Sa caresse fut aussi légère qu'une plume, la touchant doucement, l'apaisant, tandis que ses doigts taquinaient légèrement son entrée. Kat ferma les yeux pour mieux ressentir les effleurements de cette main qui la caressait si délicieusement, lui offrant une sensation qui ne lui était pas nouvelle, mais que l’horreur lui avait fait oublier. Les doigts de Lucy accentuèrent petit à petit leur pression et Kat ressentit un plaisir intense la parcourir, un gémissement s’échappant de ses lèvres tandis qu’elle commençait à onduler des hanches afin de revivre la douce sensation à nouveau. Bien vite récompensée, une danse subtile et sensuelle commença entre elles, le corps de Kat ondulant dans un rythme ancien, avançant et reculant comme les vagues de l'océan tandis que Lucy la guidait et qu’elle la suivait.

Le regard brûlant de passion, Lucy modifia elle aussi ses caresses, accentuant davantage sa pression entre les jambes de Kat, attisant son petit bouton, faisant inexorablement monter le plaisir. Kat avait si chaud qu’elle avait l’impression de brûler de désir, d’envie et de passion. Sa peau brillait de transpiration et elle pouvait sentir la vague de jouissance monter en elle, incontrôlable. Avec un gémissement rauque, elle se pressa contre Lucy et se mordit les lèvres pour ne pas crier quand cette dernière délaissa son petit bouton d’amour pour poser sa main sur ses fesses, la pressant encore plus contre elle et accentuant ses mouvements

Le gémissement qui monta en elle provoqua néanmoins un faible sourire chez Lucy, et Kat se redressa à nouveau, se perdant dans une joie primitive et sensuelle.
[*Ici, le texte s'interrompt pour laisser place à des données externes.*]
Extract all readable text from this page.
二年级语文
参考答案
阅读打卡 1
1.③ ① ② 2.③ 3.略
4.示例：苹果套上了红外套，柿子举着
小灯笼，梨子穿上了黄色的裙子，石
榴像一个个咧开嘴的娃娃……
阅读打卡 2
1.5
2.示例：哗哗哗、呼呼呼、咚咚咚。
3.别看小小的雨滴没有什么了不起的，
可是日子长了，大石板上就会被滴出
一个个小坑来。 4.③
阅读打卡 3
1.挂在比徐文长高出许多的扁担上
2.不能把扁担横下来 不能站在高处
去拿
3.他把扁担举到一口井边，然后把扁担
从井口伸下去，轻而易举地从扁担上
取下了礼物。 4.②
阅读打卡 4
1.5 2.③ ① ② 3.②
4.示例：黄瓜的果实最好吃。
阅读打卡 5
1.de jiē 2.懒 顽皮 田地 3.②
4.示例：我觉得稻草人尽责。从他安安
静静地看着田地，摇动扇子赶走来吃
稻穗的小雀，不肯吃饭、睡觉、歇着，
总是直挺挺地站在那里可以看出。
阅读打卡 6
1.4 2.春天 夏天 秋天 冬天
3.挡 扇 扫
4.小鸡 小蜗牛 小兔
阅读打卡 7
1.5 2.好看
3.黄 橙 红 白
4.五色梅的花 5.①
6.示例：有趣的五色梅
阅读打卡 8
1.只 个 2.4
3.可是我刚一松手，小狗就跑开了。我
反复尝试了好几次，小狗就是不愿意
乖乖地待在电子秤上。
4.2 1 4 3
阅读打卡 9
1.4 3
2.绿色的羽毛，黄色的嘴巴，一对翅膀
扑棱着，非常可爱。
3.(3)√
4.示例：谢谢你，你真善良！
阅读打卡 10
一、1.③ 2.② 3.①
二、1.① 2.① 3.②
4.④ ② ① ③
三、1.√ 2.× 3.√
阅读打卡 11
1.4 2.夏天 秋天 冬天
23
Lucy continua à la caresser, à la guider même si elle n'en avait plus besoin. Elle bougea sur elle, de plus en plus vite, la prenant de plus en plus profondément et continua jusqu’à ce que son ventre se noue et qu’elle eut l’impression qu’elle allait exploser. Elle se figea tout en gémissant, et Lucy la saisit soudainement par la taille tout en s'enfonçant encore plus en elle. La sensation fut électrisante et presque trop intense. Un éclair de jouissance la traversa et Kat explosa, un cri d'extase que rien n'aurait pu étouffer s’échappant de ses lèvres.

Peu à peu, l'orage se calma et elle s’écroula sur Lucy, affaiblie et tremblante. Cette dernière la serra aussitôt contre sa poitrine avant de glisser ses bras autour d’elle tandis que Kat sanglotait à moitié, la respiration saccadée.

— Ça va ? murmura finalement Lucy, ses mains caressant son dos dans des gestes apaisants.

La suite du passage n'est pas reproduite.